Uzun bir uğraştan sonra annem ve onun gibi ressam olan üç arkadaşı yorulup mola verdiklerinde soluğu yanlarında aldım. “Anneciğim, o tablo zaten yapılmış. Neden siz de yeniden yapıyorsunuz?” diye sordum. Annem soruma buruk bir ses tonuyla “Haklısın kızım. O tablo çok önceden, dünyamız çevre kirliliği nedeniyle büyük bir tehlike altında değilken yapıldı. Bugün ise doğal kaynaklarımız tükenmek üzere. Özellikle denizlere dökülen çöplerden meydana gelen devasa çöp dağları birçok canlı için tehlike arz etmekte.
Dünyadaki birçok sanatçı rahatsız olduğu bu durumu sanat eserleriyle dile getirmek için ‘geri dönüşüm sanatı’ adını verdikleri yeni bir sanat tarzı ortaya çıkardılar. Biz de geri dönüşüm konusuna dikkat çekmek ve insanların bilinçsizce tükettiği atıkları geri dönüştürmek üzere bu tabloyu yeniden yorumlamaya karar verdik.

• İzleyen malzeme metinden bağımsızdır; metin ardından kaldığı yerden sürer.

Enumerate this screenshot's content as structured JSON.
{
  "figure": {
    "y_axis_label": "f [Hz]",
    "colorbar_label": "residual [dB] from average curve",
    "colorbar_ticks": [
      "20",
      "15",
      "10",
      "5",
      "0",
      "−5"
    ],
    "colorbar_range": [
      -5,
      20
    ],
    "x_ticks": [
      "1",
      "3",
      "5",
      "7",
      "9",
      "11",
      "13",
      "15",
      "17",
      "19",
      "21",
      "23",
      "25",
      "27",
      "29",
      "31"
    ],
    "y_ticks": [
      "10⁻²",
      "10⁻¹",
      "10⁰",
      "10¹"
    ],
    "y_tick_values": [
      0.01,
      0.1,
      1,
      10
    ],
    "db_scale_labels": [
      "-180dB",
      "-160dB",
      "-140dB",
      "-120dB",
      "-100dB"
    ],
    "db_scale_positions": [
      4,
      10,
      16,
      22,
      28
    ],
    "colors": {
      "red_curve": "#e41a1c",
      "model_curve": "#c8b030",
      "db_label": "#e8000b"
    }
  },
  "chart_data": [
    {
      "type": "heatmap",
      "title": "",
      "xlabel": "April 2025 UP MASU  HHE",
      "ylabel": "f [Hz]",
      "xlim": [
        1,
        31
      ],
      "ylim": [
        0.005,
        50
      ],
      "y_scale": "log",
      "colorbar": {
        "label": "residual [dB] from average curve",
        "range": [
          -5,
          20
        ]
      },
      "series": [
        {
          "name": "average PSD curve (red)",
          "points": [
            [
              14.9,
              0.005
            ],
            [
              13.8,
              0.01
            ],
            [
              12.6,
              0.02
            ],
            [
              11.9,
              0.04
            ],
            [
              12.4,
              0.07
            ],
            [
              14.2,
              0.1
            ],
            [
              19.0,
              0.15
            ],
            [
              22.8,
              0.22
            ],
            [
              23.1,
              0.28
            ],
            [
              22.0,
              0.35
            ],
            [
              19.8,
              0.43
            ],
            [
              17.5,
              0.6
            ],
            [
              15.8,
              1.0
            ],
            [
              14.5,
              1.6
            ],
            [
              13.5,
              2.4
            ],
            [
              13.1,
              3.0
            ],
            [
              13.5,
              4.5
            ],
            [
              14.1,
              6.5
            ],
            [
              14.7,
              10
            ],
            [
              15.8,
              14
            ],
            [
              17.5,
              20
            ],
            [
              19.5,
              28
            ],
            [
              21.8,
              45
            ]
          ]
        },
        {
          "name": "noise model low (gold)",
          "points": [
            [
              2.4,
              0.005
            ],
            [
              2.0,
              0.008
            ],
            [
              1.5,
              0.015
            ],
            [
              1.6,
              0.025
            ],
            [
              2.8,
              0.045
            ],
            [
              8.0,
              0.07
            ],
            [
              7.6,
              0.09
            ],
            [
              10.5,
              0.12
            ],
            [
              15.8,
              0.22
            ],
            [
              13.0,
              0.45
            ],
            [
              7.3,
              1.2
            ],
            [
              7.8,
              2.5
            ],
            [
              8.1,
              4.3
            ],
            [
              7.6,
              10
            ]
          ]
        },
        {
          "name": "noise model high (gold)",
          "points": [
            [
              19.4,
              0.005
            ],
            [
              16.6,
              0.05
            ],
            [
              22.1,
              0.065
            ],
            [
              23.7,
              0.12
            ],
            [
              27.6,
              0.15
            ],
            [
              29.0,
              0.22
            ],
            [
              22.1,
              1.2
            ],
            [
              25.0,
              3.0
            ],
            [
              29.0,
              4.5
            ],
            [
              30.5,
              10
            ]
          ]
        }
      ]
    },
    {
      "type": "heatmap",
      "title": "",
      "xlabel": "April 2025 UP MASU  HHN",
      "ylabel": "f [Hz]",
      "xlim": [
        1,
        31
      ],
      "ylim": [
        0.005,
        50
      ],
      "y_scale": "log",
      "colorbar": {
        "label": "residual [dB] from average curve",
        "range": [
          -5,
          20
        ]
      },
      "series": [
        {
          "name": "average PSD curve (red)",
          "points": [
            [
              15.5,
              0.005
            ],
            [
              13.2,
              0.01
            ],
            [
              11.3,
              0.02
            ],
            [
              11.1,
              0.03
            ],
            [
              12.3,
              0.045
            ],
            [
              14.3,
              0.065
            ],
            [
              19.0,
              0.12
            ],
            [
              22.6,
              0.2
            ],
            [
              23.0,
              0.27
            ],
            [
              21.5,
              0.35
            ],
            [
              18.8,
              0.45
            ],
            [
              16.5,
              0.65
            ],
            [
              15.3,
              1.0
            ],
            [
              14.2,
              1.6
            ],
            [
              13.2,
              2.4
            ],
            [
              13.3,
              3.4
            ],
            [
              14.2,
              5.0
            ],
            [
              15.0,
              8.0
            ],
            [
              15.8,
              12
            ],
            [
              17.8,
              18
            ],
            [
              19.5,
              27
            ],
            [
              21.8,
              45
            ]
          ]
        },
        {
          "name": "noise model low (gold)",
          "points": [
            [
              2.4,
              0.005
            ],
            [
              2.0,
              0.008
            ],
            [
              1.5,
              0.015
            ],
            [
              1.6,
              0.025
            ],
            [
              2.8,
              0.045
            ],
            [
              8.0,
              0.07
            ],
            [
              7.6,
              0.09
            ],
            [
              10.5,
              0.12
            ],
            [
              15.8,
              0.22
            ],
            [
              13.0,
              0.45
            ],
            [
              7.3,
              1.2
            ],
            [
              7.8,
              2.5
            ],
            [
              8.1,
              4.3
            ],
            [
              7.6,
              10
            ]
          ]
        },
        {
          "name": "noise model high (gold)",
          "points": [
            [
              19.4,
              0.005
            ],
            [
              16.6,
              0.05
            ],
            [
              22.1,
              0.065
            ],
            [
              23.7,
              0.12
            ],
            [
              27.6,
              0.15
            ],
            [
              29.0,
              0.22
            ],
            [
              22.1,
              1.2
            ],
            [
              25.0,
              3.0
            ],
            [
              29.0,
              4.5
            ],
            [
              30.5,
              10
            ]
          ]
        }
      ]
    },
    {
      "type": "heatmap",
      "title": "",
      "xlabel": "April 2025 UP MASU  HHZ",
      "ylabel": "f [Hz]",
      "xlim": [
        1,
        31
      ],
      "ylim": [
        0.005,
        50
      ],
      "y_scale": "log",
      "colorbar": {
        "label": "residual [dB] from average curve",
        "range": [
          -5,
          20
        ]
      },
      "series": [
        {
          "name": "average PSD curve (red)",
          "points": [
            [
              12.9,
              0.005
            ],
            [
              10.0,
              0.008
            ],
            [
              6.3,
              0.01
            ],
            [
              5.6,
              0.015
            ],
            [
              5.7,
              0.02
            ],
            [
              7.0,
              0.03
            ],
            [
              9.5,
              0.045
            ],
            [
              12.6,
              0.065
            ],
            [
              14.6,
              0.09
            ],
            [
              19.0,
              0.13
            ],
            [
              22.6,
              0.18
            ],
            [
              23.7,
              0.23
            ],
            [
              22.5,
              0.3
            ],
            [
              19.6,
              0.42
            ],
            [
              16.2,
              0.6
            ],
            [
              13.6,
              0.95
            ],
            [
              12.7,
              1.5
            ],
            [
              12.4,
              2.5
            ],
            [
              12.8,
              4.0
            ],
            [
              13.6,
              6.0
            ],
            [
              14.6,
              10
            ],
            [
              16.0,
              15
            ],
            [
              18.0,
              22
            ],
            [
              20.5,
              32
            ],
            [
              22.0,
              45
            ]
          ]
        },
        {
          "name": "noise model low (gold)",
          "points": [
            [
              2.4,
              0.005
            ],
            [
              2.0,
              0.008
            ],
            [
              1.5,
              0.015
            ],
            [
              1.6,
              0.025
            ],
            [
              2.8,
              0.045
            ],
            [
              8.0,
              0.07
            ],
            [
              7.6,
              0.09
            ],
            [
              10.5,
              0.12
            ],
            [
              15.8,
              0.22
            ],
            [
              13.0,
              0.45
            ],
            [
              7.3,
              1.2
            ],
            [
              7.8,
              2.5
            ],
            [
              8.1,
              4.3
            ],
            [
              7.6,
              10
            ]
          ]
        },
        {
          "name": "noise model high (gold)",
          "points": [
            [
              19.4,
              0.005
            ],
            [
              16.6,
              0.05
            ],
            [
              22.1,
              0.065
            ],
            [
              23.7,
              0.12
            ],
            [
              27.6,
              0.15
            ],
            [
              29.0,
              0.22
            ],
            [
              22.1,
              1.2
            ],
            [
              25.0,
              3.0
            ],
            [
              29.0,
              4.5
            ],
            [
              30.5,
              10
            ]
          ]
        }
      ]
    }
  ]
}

Belki doğaya verilen zararı biraz olsun azaltabiliriz.” dedi. Şimdi her şey daha anlaşılır olmuştu. Annem ve arkadaşları bu maddeleri yeniden geri dönüştürerek doğayı korumaya çalışıyordu. Annemle nasıl gurur duyduğumu anlatamazdım. Okulda geri dönüşümle ilgili birçok şey öğrenmiştik ama geri dönüşüm sanatını ilk defa duyuyordum. Öğrendiklerimi bir an önce öğretmenimle ve arkadaşlarımla paylaşmalıydım. Jane PERKINSTOM DEININGERBERNARDPRAS
Ertesi gün koşarak okula gittiğimde sınıfta ilk Mina’yla karşılaştık. Ona geri dönüşüm sanatını anlatmaya başladım. Mina anlattıklarıma bir türlü inanamıyor, şaşkın bir ifadeyle “Nasıl olur böyle bir şey?” diye kendi kendine sayıklıyordu. Tam o sırada sınıf öğretmenimiz içeriye girdi. Öğretmenime dersten önce arkadaşlarımla bir şey paylaşmak istediğimi söyledim. Öğretmenimiz, izin verdiğini belli eden el işaretiyle beni yanına çağırdı. Heyecanlı bir şekilde “Arkadaşlar, dün yeni bir şey öğrendim. Dünyadaki birçok sanatçı, doğanın daha az zarar görmesi için geri dönüştürülebilen atık malzemelerden farklı tarzda sanat eserleri üretiyorlar. Annem ve arkadaşları da bu malzemelerden bir tablo yapmaya başladılar.
Düşündüm de sınıfımızdaki atık malzemelerden biz de bir geri dönüşüm sanat eseri yapabiliriz. Hem doğaya karşı sorumluluğumuzu yerine getirmiş hem de atıklarımızı dönüştürmüş oluruz. Ne dersiniz?” dedim. Önerim tüm sınıf tarafından ilgiyle kabul edilince öğretmenimiz de dünyadaki sanatçıların eserlerini göstererek bize destek olacağını söyledi. Büyük bir hevesle o günden başlayarak evde, sınıfta, okulda kullanılan atıkları geri dönüşüm için ayrı bir kutuda biriktirmeye ve yapacağımız sanat eserini düşünmeye başladık. Bu çabamızın da okuldaki herkese ilham olacağını umuyordum.